Seelische Gesundheit stärken – Ernährung und Lebensstil als Ressourcen für Recovery und körperliche Gesundheit im Kontext psychischer Erkrankungen
Menschen mit psychischen Erkrankungen tragen ein deutlich erhöhtes Risiko für Begleiterkrankungen wie Adipositas, Diabetes oder Herz-Kreislauf-Erkrankungen. Die Folgen reichen weit über die körperliche Gesundheit hinaus und beeinflussen Wohlbefinden, Lebensqualität und Lebenserwartung.
Gleichzeitig zeigen aktuelle Erkenntnisse aus Ernährungs- und Lebensstilmedizin: gezielte Interventionen können Recovery, psychisches Wohlbefinden und Lebensqualität fördern und zugleich das Risiko körperlicher Komorbiditäten reduzieren. Ernährung ist damit weit mehr als ein Risikofaktor. Sie kann eine wichtige Ressource im Genesungsprozess sein.
Diese praxisorientierte Fortbildung beleuchtet die Rolle von Ernährung und Lebensstil an der Schnittstelle von psychischer und körperlicher Gesundheit.
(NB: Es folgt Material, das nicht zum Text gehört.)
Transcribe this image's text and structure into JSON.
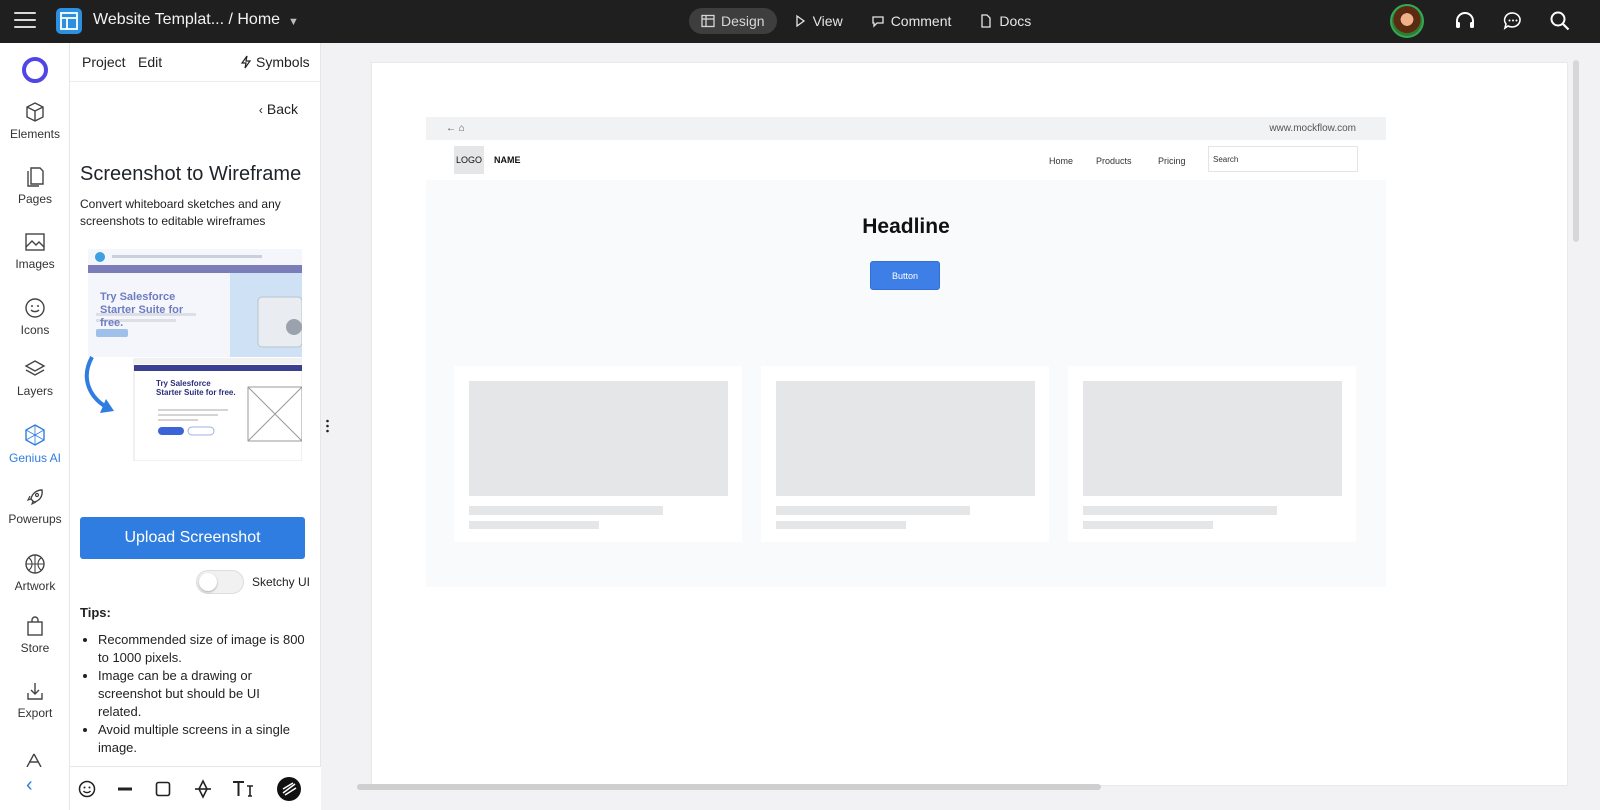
{
  "topbar": {
    "doc_title": "Website Templat... / Home",
    "modes": [
      {
        "label": "Design",
        "active": true
      },
      {
        "label": "View",
        "active": false
      },
      {
        "label": "Comment",
        "active": false
      },
      {
        "label": "Docs",
        "active": false
      }
    ],
    "icons": [
      "menu-icon",
      "app-logo-icon",
      "headset-icon",
      "chat-icon",
      "search-icon"
    ]
  },
  "rail": {
    "items": [
      {
        "label": "Elements",
        "icon": "cube-icon"
      },
      {
        "label": "Pages",
        "icon": "pages-icon"
      },
      {
        "label": "Images",
        "icon": "image-icon"
      },
      {
        "label": "Icons",
        "icon": "smiley-icon"
      },
      {
        "label": "Layers",
        "icon": "layers-icon"
      },
      {
        "label": "Genius AI",
        "icon": "genius-icon",
        "active": true
      },
      {
        "label": "Powerups",
        "icon": "rocket-icon"
      },
      {
        "label": "Artwork",
        "icon": "ball-icon"
      },
      {
        "label": "Store",
        "icon": "bag-icon"
      },
      {
        "label": "Export",
        "icon": "export-icon"
      }
    ],
    "accent": "#2f7de1",
    "brand": "#4f46e5"
  },
  "panel": {
    "tabs": {
      "project": "Project",
      "edit": "Edit",
      "symbols": "Symbols"
    },
    "back": "Back",
    "title": "Screenshot to Wireframe",
    "description": "Convert whiteboard sketches and any screenshots to editable wireframes",
    "preview": {
      "headline_top": "Try Salesforce Starter Suite for free.",
      "headline_bottom": "Try Salesforce Starter Suite for free."
    },
    "upload_label": "Upload Screenshot",
    "toggle_label": "Sketchy UI",
    "toggle_on": false,
    "tips_heading": "Tips:",
    "tips": [
      "Recommended size of image is 800 to 1000 pixels.",
      "Image can be a drawing or screenshot but should be UI related.",
      "Avoid multiple screens in a single image."
    ]
  },
  "bottom_tools": [
    "smiley-tool-icon",
    "line-tool-icon",
    "rect-tool-icon",
    "move-tool-icon",
    "text-tool-icon",
    "sketch-tool-icon"
  ],
  "canvas": {
    "address_bar": {
      "nav": "← ⌂",
      "url": "www.mockflow.com"
    },
    "header": {
      "logo": "LOGO",
      "name": "NAME",
      "nav": [
        "Home",
        "Products",
        "Pricing"
      ],
      "search_placeholder": "Search"
    },
    "headline": "Headline",
    "button": "Button",
    "cards": 3
  }
}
Sie erhalten einen Überblick über die aktuelle Evidenz und konkrete Impulse für die Versorgungspraxis: Welche Bedeutung hat Ernährung für Recovery und psychische Gesundheit? Wie lassen sich ernährungsbezogene Probleme und Komorbiditäten frühzeitig erkennen und ansprechen? Und welche konkreten Schritte lassen sich auch unter den Bedingungen des Praxisalltags umsetzen?
Im Anschluss laden wir herzlich zu einem Networking-Stehempfang ein. Nutzen Sie die Gelegenheit zum fachübergreifenden Austausch und zur Vernetzung mit Kolleg:innen aus Psychiatrie, Psychotherapie, Allgemeinmedizin, Ernährungsmedizin und -therapie.